O conteúdo do documento, apresentado pelo governo brasileiro e adotado pela ONU, gerou divergências durante o seminário. Para o presidente da Fundação SOS Mata Atlântica, Roberto Klabin, o texto precisa trazer propostas mais objetivas e corajosas. “O Zero Draft mostra-se extremamente generalista.
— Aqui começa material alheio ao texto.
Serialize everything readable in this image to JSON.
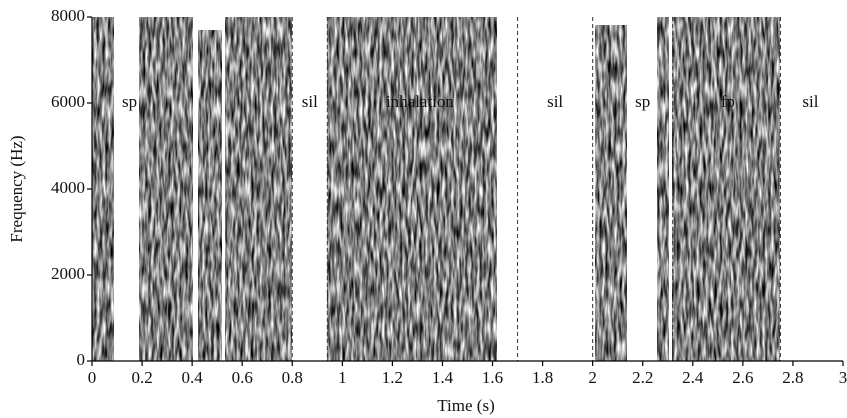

Não há assunção de compromissos efetivos e claros”, criticou. “Esboços generalistas como o preparado para a Rio+20 só servirão para postergar ainda mais o processo que precisa ser catalisado.”

A ministra defendeu o texto base: “Para você acolher as teses de 194 países significa muita negociação e, muitas vezes, o momento de partida tem de ser um olhar mais conservador. Se alguém está reclamando que o Draft Zero é genérico, agora tem 170 páginas para serem discutidas nos próximos dois meses para buscar consenso.”

Alerta
O economista e professor do departamento de Economia da PUC-Rio Sérgio Besserman disse que até hoje nenhuma das decisões da conferência anterior, a Rio 92, foi implementada em escala considerável. “Temos problemas gigantescos e uma janela de oportunidades na história de 10 a 20 anos para resolvê-los”, alertou. “A humanidade está diante do mais complexo e inédito desafio de sua historia.”

Beto Oliveira
Roberto Klabin (presidente da Fundação SOS Mata Atlântica)
Para Roberto Klabin, da SOS Mata Atlântica, documento base é "extremamente generalista".

Ele concordou com a ministra quanto à dificuldade de se conseguir o consenso e o comprometimento dos cerca de 190 países participantes da conferência. Para o economista, a grande dificuldade está em fazer com que a humanidade – conceito que envolve diferenças culturais, étnicas, sociais e econômicas – entenda que os governantes de hoje devem assumir os custos de uma mudança de modelo de desenvolvimento.

A presidente da Comissão de Relações Exteriores e de Defesa Nacional, deputada Perpétua Almeida (PCdoB-AC), também defendeu um comprometimento maior dos líderes mundiais com um padrão de desenvolvimento mais responsável. “Precisamos fazer com que os países assumam sua responsabilidade”, defendeu.

Temas
A Rio+20 terá dois temas principais. A governança, ou seja, as formas de gerenciar e enquadrar legalmente o desenvolvimento sustentável; e a economia verde, que pela definição da ONU é aquela que reduz os riscos ambientais, usa poucos recursos naturais, ao mesmo tempo em que melhora o bem-estar das pessoas e diminui as desigualdades. Os participantes do seminário na Câmara destacaram que ainda não existe um consenso sobre essa definição e como ela se traduziria na prática.

O debate realizado nesta terça-feira foi o último de um ciclo sobre a Rio+20, que percorreu seis capitais. O objetivo da Frente Parlamentar Ambientalista e da Comissão de Meio Ambiente é entregar as conclusões dos debates aos integrantes da Cúpula Mundial de Legisladores, que deve ocorrer no início da Rio+20.